A história da expansão humana é uma das mais extraordinárias, e controversas, da biologia e da arqueologia.
A grande saída da África
Os registros genéticos e fósseis indicam que grupos de Homo sapiens começaram a sair da África em ondas, com a mais significativa ocorrendo há cerca de 60.000 a 70.000 anos. Por que saíram? Provavelmente uma combinação de crescimento populacional, mudanças climáticas que abriram corredores migratórios e, talvez, a necessidade de seguir as rotas das presas que caçavam.
A rota mais aceita leva os primeiros migrantes pelo leste da África, cruzando o estreito de Bab-el-Mandeb (entre o Chifre da África e a Península Arábica) e adentrando o sul da Ásia.
O que nos deu vantagem sobre outros hominídeos?
Quando o Homo sapiens chegou a novos territórios, invariavelmente encontrou outras espécies humanas que já viviam lá. Os Neandertais na Europa e no Oriente Médio, os Denisovanos na Ásia, o Homo erectus em partes do sudeste asiático. Todos entraram em extinção após a chegada do sapiens.
O que nos tornava diferentes? Yuval Noah Harari, em Sapiens, propõe que a chave foi a Revolução Cognitiva, uma mudança nas capacidades mentais ocorrida há cerca de 70.000 anos que permitiu ao sapiens criar e compartilhar ficções coletivas em larga escala.
A Revolução Cognitiva
Outros animais cooperam, mas em grupos pequenos e apenas com indivíduos que conhecem pessoalmente. O sapiens aprendeu a cooperar com estranhos, em números potencialmente ilimitados, através de crenças compartilhadas: religiões, leis, dinheiro, nações.
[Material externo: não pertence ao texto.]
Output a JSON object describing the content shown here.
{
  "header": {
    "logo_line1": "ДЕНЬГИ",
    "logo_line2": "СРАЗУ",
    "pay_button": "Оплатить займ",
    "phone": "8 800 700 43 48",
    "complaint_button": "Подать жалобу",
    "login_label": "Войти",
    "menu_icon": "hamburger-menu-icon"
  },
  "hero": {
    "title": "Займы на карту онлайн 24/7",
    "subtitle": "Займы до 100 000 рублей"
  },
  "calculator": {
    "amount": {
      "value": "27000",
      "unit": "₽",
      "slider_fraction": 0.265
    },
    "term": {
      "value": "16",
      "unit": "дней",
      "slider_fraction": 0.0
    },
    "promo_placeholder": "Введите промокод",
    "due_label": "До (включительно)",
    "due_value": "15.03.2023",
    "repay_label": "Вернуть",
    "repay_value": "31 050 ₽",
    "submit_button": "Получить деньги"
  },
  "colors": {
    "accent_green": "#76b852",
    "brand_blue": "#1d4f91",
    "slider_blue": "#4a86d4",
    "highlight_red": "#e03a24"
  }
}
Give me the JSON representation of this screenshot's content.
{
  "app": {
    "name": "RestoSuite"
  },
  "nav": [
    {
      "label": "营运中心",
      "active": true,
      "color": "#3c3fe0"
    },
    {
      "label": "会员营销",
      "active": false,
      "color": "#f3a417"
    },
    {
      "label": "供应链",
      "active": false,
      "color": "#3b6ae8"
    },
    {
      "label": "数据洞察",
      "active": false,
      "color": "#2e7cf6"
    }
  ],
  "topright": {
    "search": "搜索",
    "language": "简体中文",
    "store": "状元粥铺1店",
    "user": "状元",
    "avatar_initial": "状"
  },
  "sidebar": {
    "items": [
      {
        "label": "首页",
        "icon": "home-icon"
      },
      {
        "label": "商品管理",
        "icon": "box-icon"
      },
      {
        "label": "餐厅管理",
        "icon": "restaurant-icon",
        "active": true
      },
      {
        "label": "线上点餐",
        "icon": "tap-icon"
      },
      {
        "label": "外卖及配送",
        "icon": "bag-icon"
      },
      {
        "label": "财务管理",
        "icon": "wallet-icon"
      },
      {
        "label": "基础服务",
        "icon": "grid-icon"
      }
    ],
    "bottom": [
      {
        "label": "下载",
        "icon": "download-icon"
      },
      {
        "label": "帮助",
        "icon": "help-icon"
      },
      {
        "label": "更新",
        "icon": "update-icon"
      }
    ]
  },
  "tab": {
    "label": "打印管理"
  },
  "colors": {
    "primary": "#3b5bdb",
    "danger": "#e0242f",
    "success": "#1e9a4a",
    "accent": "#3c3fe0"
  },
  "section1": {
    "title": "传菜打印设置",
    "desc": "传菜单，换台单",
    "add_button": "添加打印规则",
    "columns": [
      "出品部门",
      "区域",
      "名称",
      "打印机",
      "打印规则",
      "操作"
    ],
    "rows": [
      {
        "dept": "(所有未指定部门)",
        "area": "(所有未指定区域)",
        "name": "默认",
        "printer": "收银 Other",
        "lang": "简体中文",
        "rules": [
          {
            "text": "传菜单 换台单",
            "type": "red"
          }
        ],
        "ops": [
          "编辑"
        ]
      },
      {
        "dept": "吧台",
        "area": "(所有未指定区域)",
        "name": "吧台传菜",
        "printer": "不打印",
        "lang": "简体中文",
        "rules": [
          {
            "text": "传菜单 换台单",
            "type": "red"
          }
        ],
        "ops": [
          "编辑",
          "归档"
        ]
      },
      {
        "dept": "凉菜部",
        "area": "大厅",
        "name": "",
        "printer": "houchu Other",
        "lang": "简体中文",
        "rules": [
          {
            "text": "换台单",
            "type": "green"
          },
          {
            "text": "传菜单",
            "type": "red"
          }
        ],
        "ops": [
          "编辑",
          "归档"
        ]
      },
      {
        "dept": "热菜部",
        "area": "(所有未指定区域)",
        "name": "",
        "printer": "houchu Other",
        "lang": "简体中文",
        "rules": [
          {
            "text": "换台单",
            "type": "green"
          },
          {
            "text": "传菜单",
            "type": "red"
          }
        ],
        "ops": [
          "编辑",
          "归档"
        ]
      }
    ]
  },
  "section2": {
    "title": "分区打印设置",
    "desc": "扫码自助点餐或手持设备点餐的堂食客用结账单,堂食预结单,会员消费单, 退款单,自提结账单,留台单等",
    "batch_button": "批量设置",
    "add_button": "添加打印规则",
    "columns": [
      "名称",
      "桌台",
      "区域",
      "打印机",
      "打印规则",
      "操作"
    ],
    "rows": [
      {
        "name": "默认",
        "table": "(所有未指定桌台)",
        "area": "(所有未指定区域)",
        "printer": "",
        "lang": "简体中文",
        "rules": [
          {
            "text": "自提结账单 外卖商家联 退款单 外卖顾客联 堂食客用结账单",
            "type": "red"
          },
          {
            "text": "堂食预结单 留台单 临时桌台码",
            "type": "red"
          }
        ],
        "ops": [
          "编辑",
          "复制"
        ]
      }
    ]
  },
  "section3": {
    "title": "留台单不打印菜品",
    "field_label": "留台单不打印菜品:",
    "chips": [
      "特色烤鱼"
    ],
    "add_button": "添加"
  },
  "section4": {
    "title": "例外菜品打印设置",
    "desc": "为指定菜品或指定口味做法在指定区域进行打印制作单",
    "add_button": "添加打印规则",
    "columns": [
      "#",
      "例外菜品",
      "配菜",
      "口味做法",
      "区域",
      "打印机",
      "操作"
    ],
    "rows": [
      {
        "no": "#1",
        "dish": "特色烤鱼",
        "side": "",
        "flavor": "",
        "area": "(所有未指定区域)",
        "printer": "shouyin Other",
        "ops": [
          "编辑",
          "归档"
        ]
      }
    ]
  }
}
Um Neandertal provavelmente não conseguia reunir um exército de mil indivíduos que nunca se viram antes. O sapiens podia. E essa capacidade de organização coletiva em larga escala foi uma vantagem avassaladora.
O custo da conquista
A expansão do sapiens não foi inócua. Há fortes evidências de que a chegada humana a novos continentes coincidiu com ondas de extinção da megafauna local. Na Austrália, cerca de 90% dos grandes mamíferos desapareceram após a chegada humana. Nas Américas, cavalos, mamutes e mastodontes foram extintos pouco depois da colonização humana.
Extinções ligadas à expansão humana
- Austrália (50 mil a.C.): Diprotodonte (marsupial do tamanho de um rinoceronte), tigre-da-Tasmânia, wombat gigante
- Américas (13 mil a.C.): Mamute, mastodonte, cavalo americano, preguiça-gigante, gliptodonte
- Ilhas do Pacífico (1.000 d.C.): Moa (ave de 3 metros), águia de Haast, diversas espécies endêmicas
Somos, em parte, uma espécie de conquistadores. Entender isso não é motivo de vergonha, mas de consciência, sobre o impacto que nossa espécie tem e sempre teve sobre os ecossistemas que habita.